Pourtant, d’autres nations ont dû faire face à de nombreux décès, notamment l’Indonésie, l’Inde et de nombreux pays d’Afrique. Leur taux de vaccination, lui, progresse à un rythme bien plus lent. C’est en partie dû au fait que Covax, le programme de vaccination soutenu par les Nations Unies, a peiné à acquérir et à distribuer les doses de vaccin pour les pays les plus pauvres de la planète. La semaine dernière, l’OMS a lancé un appel aux pays les plus fortunés à donner leurs doses de vaccin aux nations les plus pauvres avant de proposer les rappels à leur population.
Même dans les pays où la distribution est suffisante, le rythme des vaccinations s’est vu influencé par la méfiance et la désinformation.
Avec davantage d’occasions pour se propager et muter, le virus a donné naissance à de nouveaux variants. Non seulement ils sont plus contagieux, mais également plus discrets. Le variant Delta est le plus contagieux jusqu’à présent. Il a été identifié pour la première fois en Inde, où il a été la cause de l’une des flambées les plus catastrophiques du monde en avril. Plus récemment, il a engendré une vague de contaminations spectaculaire en Indonésie. Les données recueillies sur les anticorps suggèrent que plus de la moitié de la population de Jakarta aurait été infectée. Selon les premiers résultats de certaines études, le variant Lambda pourrait être plus résistant à certains vaccins.
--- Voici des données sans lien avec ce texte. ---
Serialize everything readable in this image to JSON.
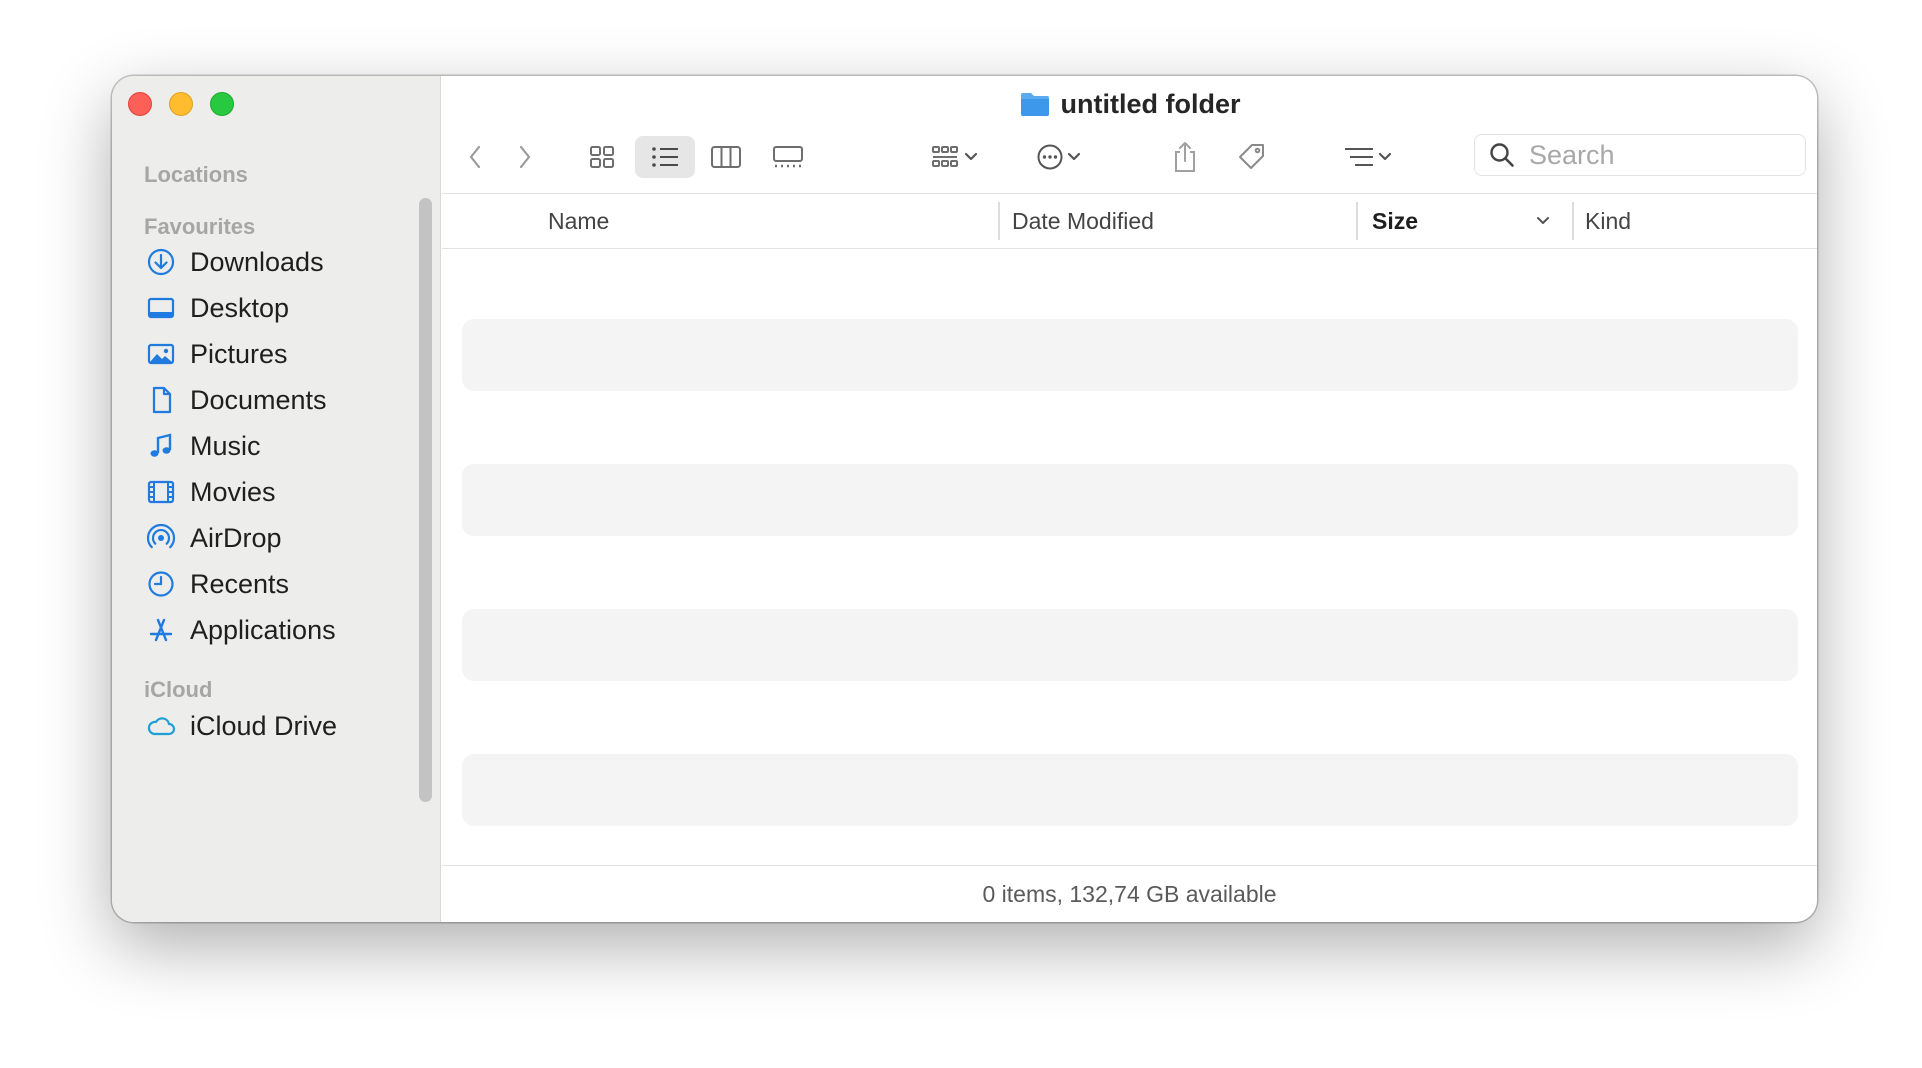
{
  "window": {
    "title": "untitled folder"
  },
  "sidebar": {
    "sections": {
      "locations": "Locations",
      "favourites": "Favourites",
      "icloud": "iCloud"
    },
    "favourites": [
      {
        "label": "Downloads",
        "icon": "download-icon"
      },
      {
        "label": "Desktop",
        "icon": "desktop-icon"
      },
      {
        "label": "Pictures",
        "icon": "pictures-icon"
      },
      {
        "label": "Documents",
        "icon": "document-icon"
      },
      {
        "label": "Music",
        "icon": "music-note-icon"
      },
      {
        "label": "Movies",
        "icon": "film-icon"
      },
      {
        "label": "AirDrop",
        "icon": "airdrop-icon"
      },
      {
        "label": "Recents",
        "icon": "clock-icon"
      },
      {
        "label": "Applications",
        "icon": "applications-icon"
      }
    ],
    "icloud_items": [
      {
        "label": "iCloud Drive",
        "icon": "cloud-icon"
      }
    ]
  },
  "search": {
    "placeholder": "Search",
    "value": ""
  },
  "columns": {
    "name": "Name",
    "date_modified": "Date Modified",
    "size": "Size",
    "kind": "Kind"
  },
  "status": "0 items, 132,74 GB available",
  "colors": {
    "accent": "#1f7be0",
    "sidebar_bg": "#ededec",
    "selected_view_bg": "#e6e6e6",
    "stripe": "#f4f4f4"
  }
}
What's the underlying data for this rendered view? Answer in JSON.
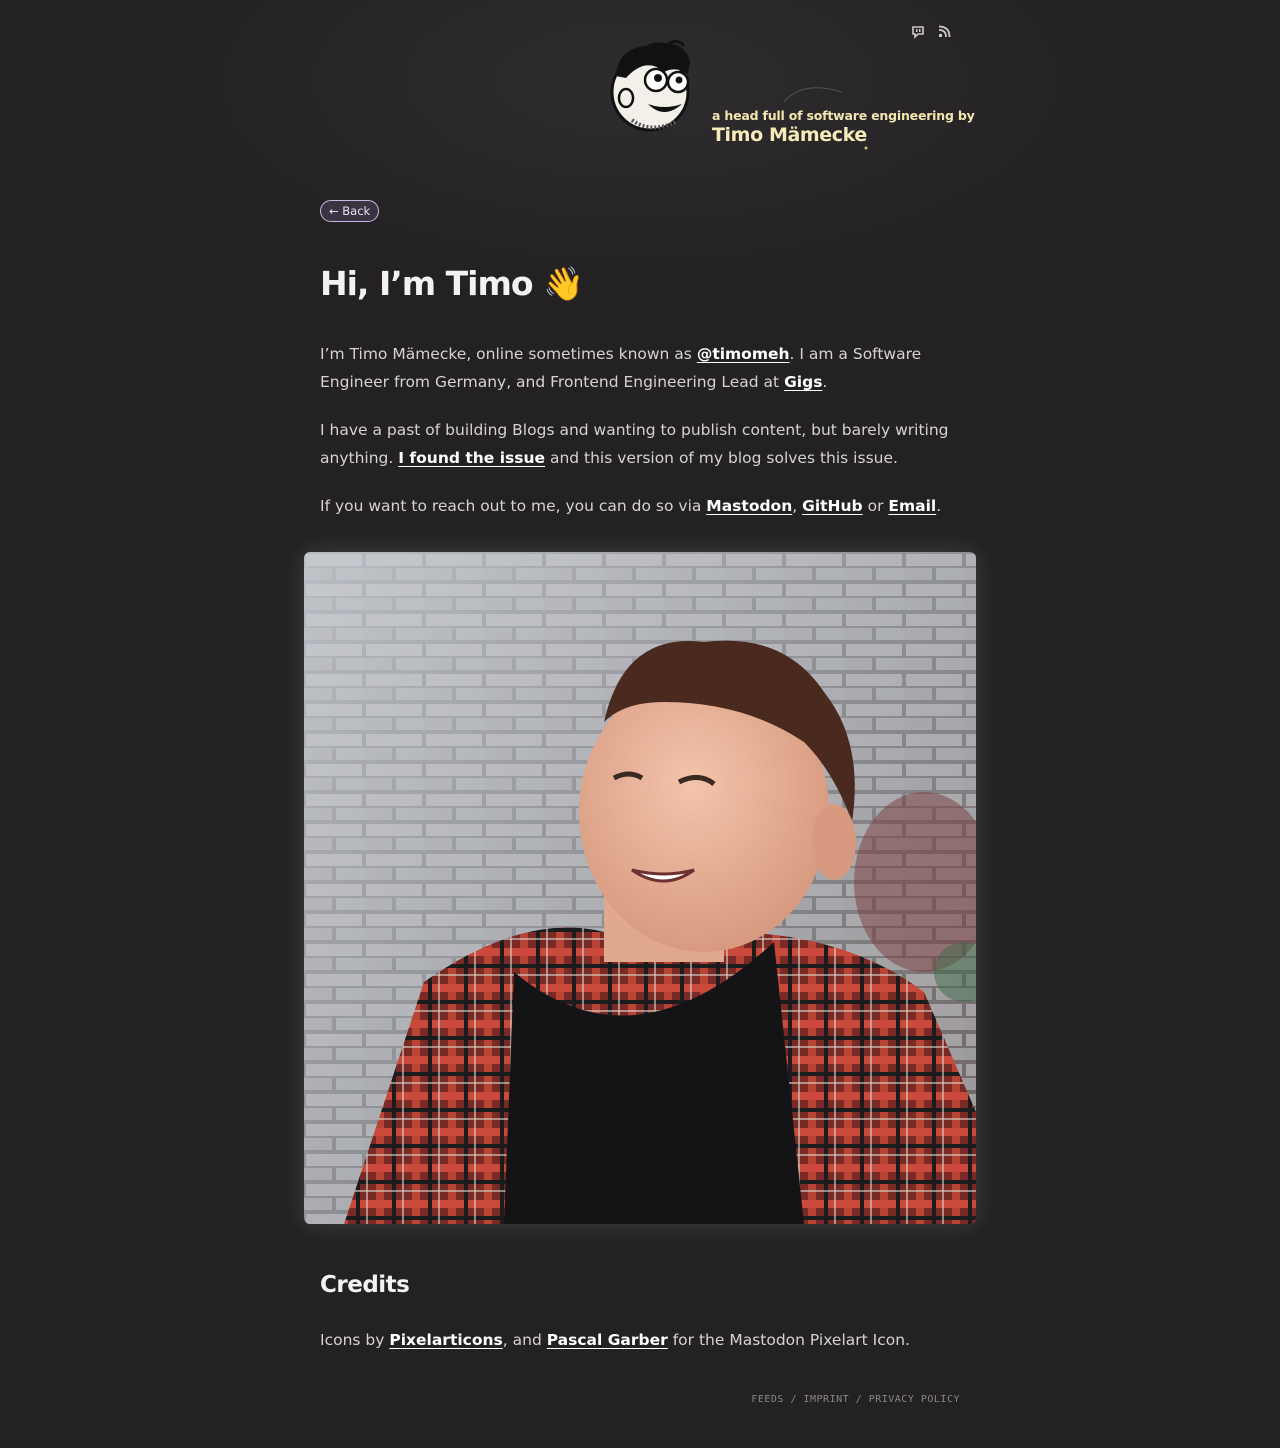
{
  "social": {
    "mastodon_icon": "mastodon-icon",
    "rss_icon": "rss-icon"
  },
  "header": {
    "tagline": "a head full of software engineering by",
    "site_name": "Timo Mämecke"
  },
  "back_label": "← Back",
  "heading": "Hi, I’m Timo 👋",
  "paragraphs": {
    "p1_a": "I’m Timo Mämecke, online sometimes known as ",
    "p1_link1": "@timomeh",
    "p1_b": ". I am a Software Engineer from Germany, and Frontend Engineering Lead at ",
    "p1_link2": "Gigs",
    "p1_c": ".",
    "p2_a": "I have a past of building Blogs and wanting to publish content, but barely writing anything. ",
    "p2_link": "I found the issue",
    "p2_b": " and this version of my blog solves this issue.",
    "p3_a": "If you want to reach out to me, you can do so via ",
    "p3_link1": "Mastodon",
    "p3_sep1": ", ",
    "p3_link2": "GitHub",
    "p3_sep2": " or ",
    "p3_link3": "Email",
    "p3_end": "."
  },
  "credits": {
    "heading": "Credits",
    "a": "Icons by ",
    "link1": "Pixelarticons",
    "b": ", and ",
    "link2": "Pascal Garber",
    "c": " for the Mastodon Pixelart Icon."
  },
  "footer": {
    "feeds": "FEEDS",
    "sep": " / ",
    "imprint": "IMPRINT",
    "privacy": "PRIVACY POLICY"
  }
}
La complexité du combat mené contre un virus qui mute rapidement « représente parfois deux pas en avant et un pas en arrière », déclare Michael Osterholm, directeur du centre de recherche et de politiques sur les maladies infectieuses de l’université du Minnesota.
QUI PEUT ANNONCER LA FIN D’UNE PANDÉMIE ?
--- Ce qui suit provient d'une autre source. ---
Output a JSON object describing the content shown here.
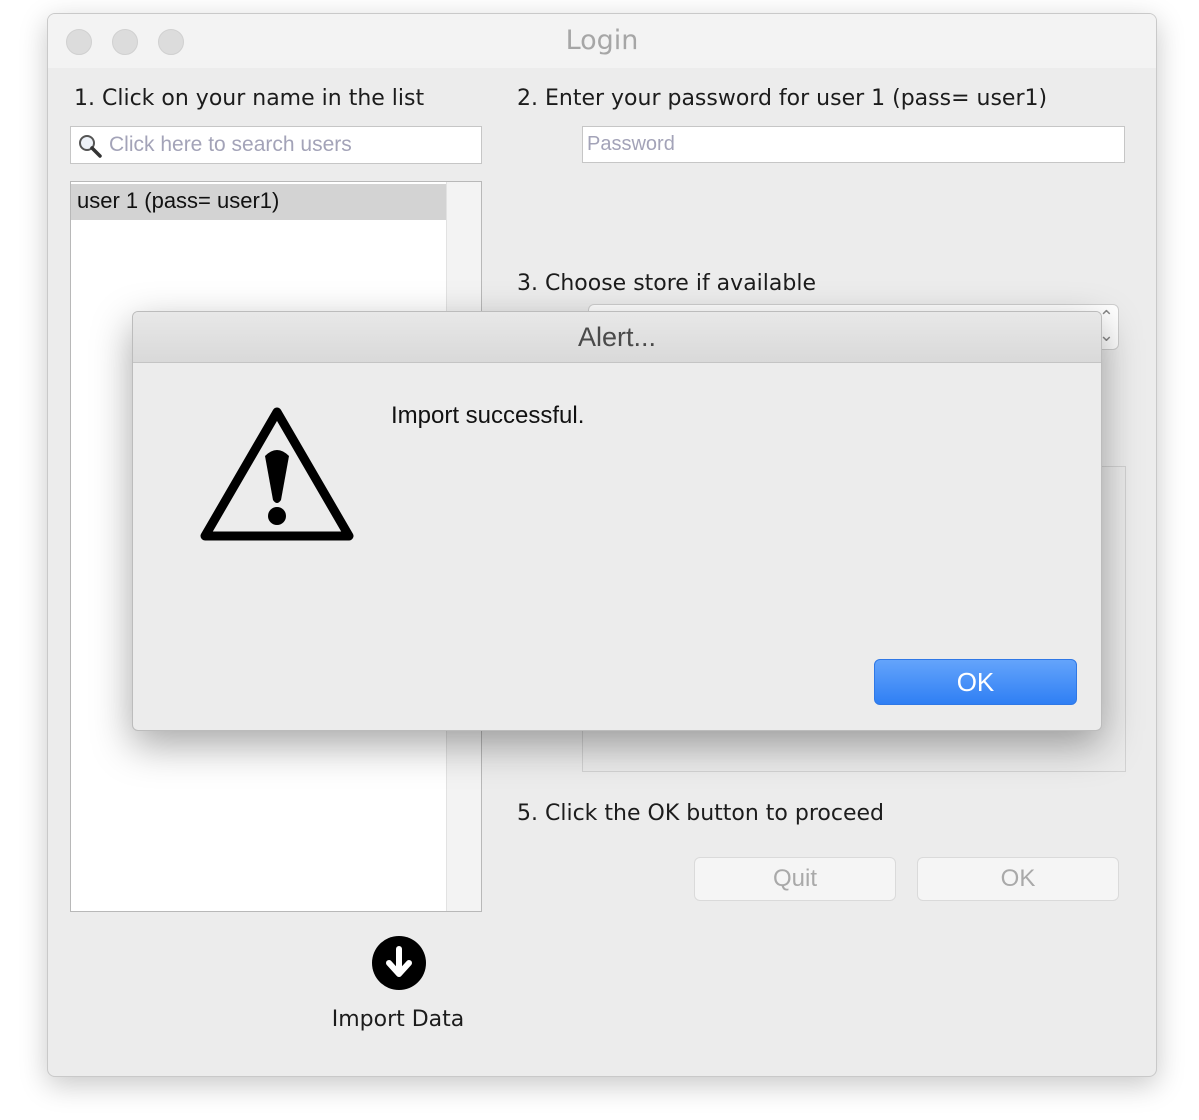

Selon scientifiques et historiens, il existe une autre option. Les citoyens décideront eux-mêmes de la fin de la pandémie, bien avant que les gouvernements ne la déclarent.
C’est une situation qui a déjà eu lieu par le passé. La grippe espagnole a fait son apparition alors que le monde se remettait tout juste de la Première Guerre mondiale. Les batailles touchaient à leur fin et un « sentiment de mettre un terme à toute cette décennie et d’embrasser un nouvel avenir » a surgi, indique Naomi Rogers, professeur d’histoire et d’histoire de la médecine à l’université Yale. La population a entamé les « Roaring Twenties », une période de croissance économique et d’insouciance, alors que le virus circulait toujours activement aux États-Unis.
Si la société décide de déclarer la fin d’une pandémie avant que la science ne le fasse, alors elle doit accepter ses terribles conséquences, y compris la mort. Il en a souvent été ainsi avec les pandémies passées. Aujourd’hui, la grippe n’est plus considérée comme une pandémie mais une maladie endémique. Lors de la saison 2019-2020, 3 700 décès ont été attribués à cette maladie en France.
« Si nous pouvons réduire le nombre de décès et reprendre le cours de nos vies, alors nous pourrions déclarer que la pandémie est “terminée” », souligne Jagpreet Chhatwal, expert décisionnel au Massachusetts General Hospital Institute for Technology Assessment à Boston. Encore une fois, ce sont les vaccins qui feront la différence. Proportionnellement au nombre de cas, le nombre de décès a fortement diminué depuis la mise en place de la vaccination en France.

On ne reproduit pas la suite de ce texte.